Anyone know a reliable vendor of good drill bits?
 
DeWalt Cobalt bits are awesome, I don't use any other bits. Being name brand most hardware stores should have them.
 
Use the holes in the tang.
Get another piece of guard material, not slotted and use the holes in the tang and drill through to the guard material. then finish as usual.
 
You guys are funny. Given the posts on the troubles with titanium (and the cost), I don't think I'll be making guards out of it anytime soon. Also, after some investigation and drilling a couple of more guard pin holes, I have decided that I bought a batch of bad drill bits (1/8 HSS USA 297). I think they were a bargain? The outside of the cutting edge chips out while drilling my 303 stainless guards and through either D2 or ATS-34. That's when the chucking sound begins and an impending break is near.
Anyone know a reliable vendor of good drill bits?

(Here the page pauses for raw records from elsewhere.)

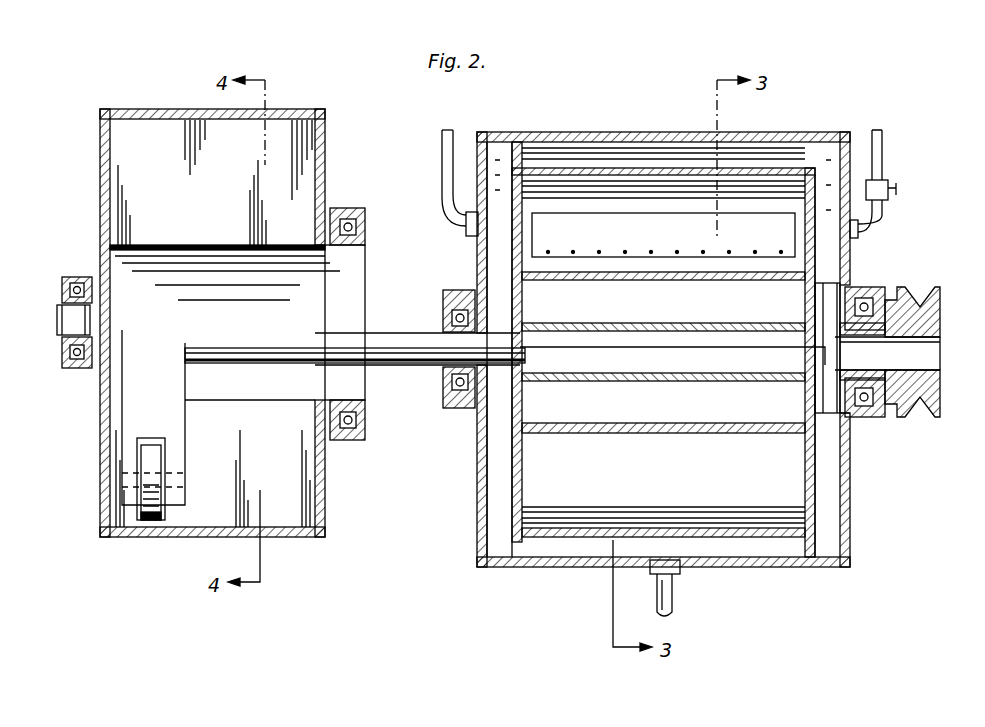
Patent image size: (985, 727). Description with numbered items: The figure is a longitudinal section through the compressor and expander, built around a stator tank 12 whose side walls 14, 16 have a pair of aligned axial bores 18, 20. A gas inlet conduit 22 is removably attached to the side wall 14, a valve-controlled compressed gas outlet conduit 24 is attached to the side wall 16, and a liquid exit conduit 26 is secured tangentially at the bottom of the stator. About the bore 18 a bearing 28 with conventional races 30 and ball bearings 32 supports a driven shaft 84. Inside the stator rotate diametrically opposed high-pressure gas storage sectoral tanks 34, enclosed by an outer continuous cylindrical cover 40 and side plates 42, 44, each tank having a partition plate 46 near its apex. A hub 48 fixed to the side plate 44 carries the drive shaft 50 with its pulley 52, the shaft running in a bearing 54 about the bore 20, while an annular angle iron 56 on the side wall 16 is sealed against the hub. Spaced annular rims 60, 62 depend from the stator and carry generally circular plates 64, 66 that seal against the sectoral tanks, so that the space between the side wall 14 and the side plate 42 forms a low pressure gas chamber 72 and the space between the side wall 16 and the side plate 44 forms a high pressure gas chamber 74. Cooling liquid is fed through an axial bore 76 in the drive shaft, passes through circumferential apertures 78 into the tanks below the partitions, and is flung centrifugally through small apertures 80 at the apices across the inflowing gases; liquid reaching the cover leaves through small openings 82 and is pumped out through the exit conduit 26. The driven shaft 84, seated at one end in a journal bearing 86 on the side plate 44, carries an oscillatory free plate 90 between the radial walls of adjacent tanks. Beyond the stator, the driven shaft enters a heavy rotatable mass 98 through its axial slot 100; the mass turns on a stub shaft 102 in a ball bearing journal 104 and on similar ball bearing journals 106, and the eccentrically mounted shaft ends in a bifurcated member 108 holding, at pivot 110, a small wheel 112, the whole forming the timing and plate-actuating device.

The stator tank 12 is at (594, 132).
The side wall 14 is at (476, 504).
The side wall 16 is at (848, 496).
The axial bore 18 is at (492, 322).
The axial bore 20 is at (848, 418).
The gas inlet conduit 22 is at (449, 130).
The compressed gas outlet conduit 24 is at (884, 150).
The liquid exit conduit 26 is at (678, 592).
The bearing 28 is at (446, 290).
The races 30 is at (443, 384).
The ball bearings 32 is at (452, 410).
The high-pressure gas storage sectoral tanks 34 is at (643, 200).
The outer continuous cylindrical cover 40 is at (746, 170).
The side plate 42 is at (531, 225).
The side plate 44 is at (804, 238).
The partition plate 46 is at (634, 271).
The hub 48 is at (851, 290).
The drive shaft 50 is at (905, 292).
The pulley 52 is at (934, 292).
The bearing 54 is at (888, 418).
The annular angle iron 56 is at (850, 282).
The annular rim 60 is at (498, 150).
The annular rim 62 is at (818, 145).
The circular plate 64 is at (511, 238).
The circular plate 66 is at (804, 202).
The low pressure gas chamber 72 is at (497, 550).
The high pressure gas chamber 74 is at (833, 545).
The axial bore 76 is at (930, 360).
The circumferential apertures 78 is at (805, 290).
The small apertures 80 is at (562, 324).
The small openings 82 is at (560, 168).
The driven shaft 84 is at (401, 340).
The journal bearing 86 is at (835, 348).
The oscillatory free plate 90 is at (646, 362).
The rotatable mass 98 is at (284, 128).
The axial slot 100 is at (115, 267).
The stub shaft 102 is at (57, 325).
The ball bearing journal 104 is at (66, 368).
The ball bearing journals 106 is at (350, 210).
The bifurcated member 108 is at (180, 433).
The pivot of small wheel 110 is at (180, 480).
The small wheel 112 is at (163, 512).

I'm going out on a limb here, but are you by chance drilling through the guard and the blade at the same time? I was taught that when you drill two pieces of metal stacked on top of each other, that the difference in stress relief from when you breach the top piece and enter the bottom can cause binding issues which can snap the drill. Might not be an issue, and might be totally common knowledge, but I thought I'd mention it just in case it could help.

As far as which brands I can recommend, I never had any problem with Irwin (Irwin Industrial Tool Company ). They're a little spendy, but I never had one break on me.
 
It's true, I find that if drilling through the guard into the blade, I have bit snapping issues. I try to drill the guard all the way through first, then hold it on the blade to mark the holes with the drill press. I then take the guard of again to finish drilling the holes in the tang.

I usually fit guards after H.T., as I finish sand the blade post-HT and then try-fit/file the guard to fit, then drill the guard holes, then drill the blade. I just use a cobalt bit, keeping it sharp as needed by resharpening, and going slow.

One thing you can do is drill the blade, HT, cut the slot in the guard stock, file to fit the blade, then clamp or temp. super glue the blade on top of the guard, using it as the template marking the guard holes for drilling. I don't do this much, it's a bit of a PITA.
 
My Dad the clokemaker, always stressed that when drilling precise, small holes (usually in a watchmaker's lathe) DO NOT use the "good" HSS drill bits. When you break a drill (not if) you can use a hardened punch to break up the drill bit into fragments that can be extracted from the hole. Unless I am dealing with a tough material, such a questionably annealed steel, etc., I prefer the carbon steel bits, they are cheap enough to throw away as soon as they start to chatter, although they can be resharpened, but I am not sure it makes dollar-sense. I always bought such from MSC.
 
Thank you guys for the input and good advice. The tip about not drilling through the guard and tang at the same time is "NOT" common knowledge. I plan on changing my technique there as a start.